Mesajı Okuyun
Old 08-07-2009, 12:30   #4
Av.Ufuk Bozoğlu

 
Varsayılan Tuzumuz bulunsun..:)

Alıntı:
Yazan Av.Turhan Demiroğlu
Y2.HD E. 2003/2462 MAHFUZ HİSSE İHLALİ ( Minnet ve Şükran Hisleriyle Yapıldığı Sabit Olan Bağışın Tenkisinin Mümkün Olmaması )
-Kazancı-

Karar metnine ulaşabilirseniz yararlı olabileceği düşüncesindeyim.

Saygılarımla.

EK:

Y2.HDE. 2004/839

T.C. YARGITAY
2.Hukuk Dairesi

Esas: 2003/2462
Karar: 2003/3445
Karar Tarihi: 13.03.2003

ÖZET: Murisin, davalı ikinci eşine yaptığı rücu şartıyla bağışın, saklı payı bertaraf etmek kastıyla yapıldığına ilişkin delil bulunmamaktadır. Tanıklar; murisin, uzun yıllar yatalak durumda yaşayan ilk eşi Şadiye’ye ve yaşlı annesine bakmış olması sebebiyle minnet duygusuyla taşınmazını davalıya temlik ettiğini söylemişlerdir.
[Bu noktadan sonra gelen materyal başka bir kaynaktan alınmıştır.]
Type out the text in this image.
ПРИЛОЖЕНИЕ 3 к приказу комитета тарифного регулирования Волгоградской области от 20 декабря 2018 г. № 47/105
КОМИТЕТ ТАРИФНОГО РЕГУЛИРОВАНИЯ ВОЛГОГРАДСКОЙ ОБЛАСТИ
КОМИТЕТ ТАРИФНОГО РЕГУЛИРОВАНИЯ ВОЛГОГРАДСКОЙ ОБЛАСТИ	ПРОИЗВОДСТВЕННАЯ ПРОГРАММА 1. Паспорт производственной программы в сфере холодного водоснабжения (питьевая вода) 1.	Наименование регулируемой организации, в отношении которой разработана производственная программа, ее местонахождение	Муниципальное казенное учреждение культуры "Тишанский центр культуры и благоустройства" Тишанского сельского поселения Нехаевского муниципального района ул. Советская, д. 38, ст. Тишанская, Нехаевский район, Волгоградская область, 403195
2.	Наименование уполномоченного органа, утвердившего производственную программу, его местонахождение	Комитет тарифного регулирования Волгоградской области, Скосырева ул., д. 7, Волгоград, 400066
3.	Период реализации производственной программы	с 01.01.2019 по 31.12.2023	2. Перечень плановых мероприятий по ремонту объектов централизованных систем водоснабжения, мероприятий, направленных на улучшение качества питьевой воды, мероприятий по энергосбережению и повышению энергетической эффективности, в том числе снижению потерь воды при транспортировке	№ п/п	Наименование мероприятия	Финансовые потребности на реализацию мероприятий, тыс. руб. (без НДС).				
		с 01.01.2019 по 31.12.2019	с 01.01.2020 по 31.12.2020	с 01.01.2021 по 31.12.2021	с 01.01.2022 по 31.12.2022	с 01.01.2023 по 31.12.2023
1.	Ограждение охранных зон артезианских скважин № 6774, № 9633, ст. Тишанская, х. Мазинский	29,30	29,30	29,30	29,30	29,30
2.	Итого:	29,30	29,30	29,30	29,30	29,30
Bu durum karşısında Türk Kanunu Medenisinin 507/4. maddesi (4721 TMK. m. 565) koşulları bulunmamaktadır.


(4721 S. K. m. 565) (818 S. K. m. 242) (743 S. K. m. 507)

Dava: Taraflar arasındaki davanın yapılan muhakemesi sonunda mahalli mahkemece verilen ve yukarıda tarih numarası gösterilen hüküm temyiz edilmekle evrak okunup gereği görüşülüp düşünüldü:

Karar : Murisin 24.2.1997 tarihinde öldüğü, dava konusu (2) parsel sayılı taşınmazını, 13.9.1990 tarihinde ikinci eşi davalı Remziye’ye < .... kendisinden önce ölümü halinde, mülküne rücu etmesi kayıt ve şartıyla> hibe ettiği (BK. m. 242) anlaşılmaktadır.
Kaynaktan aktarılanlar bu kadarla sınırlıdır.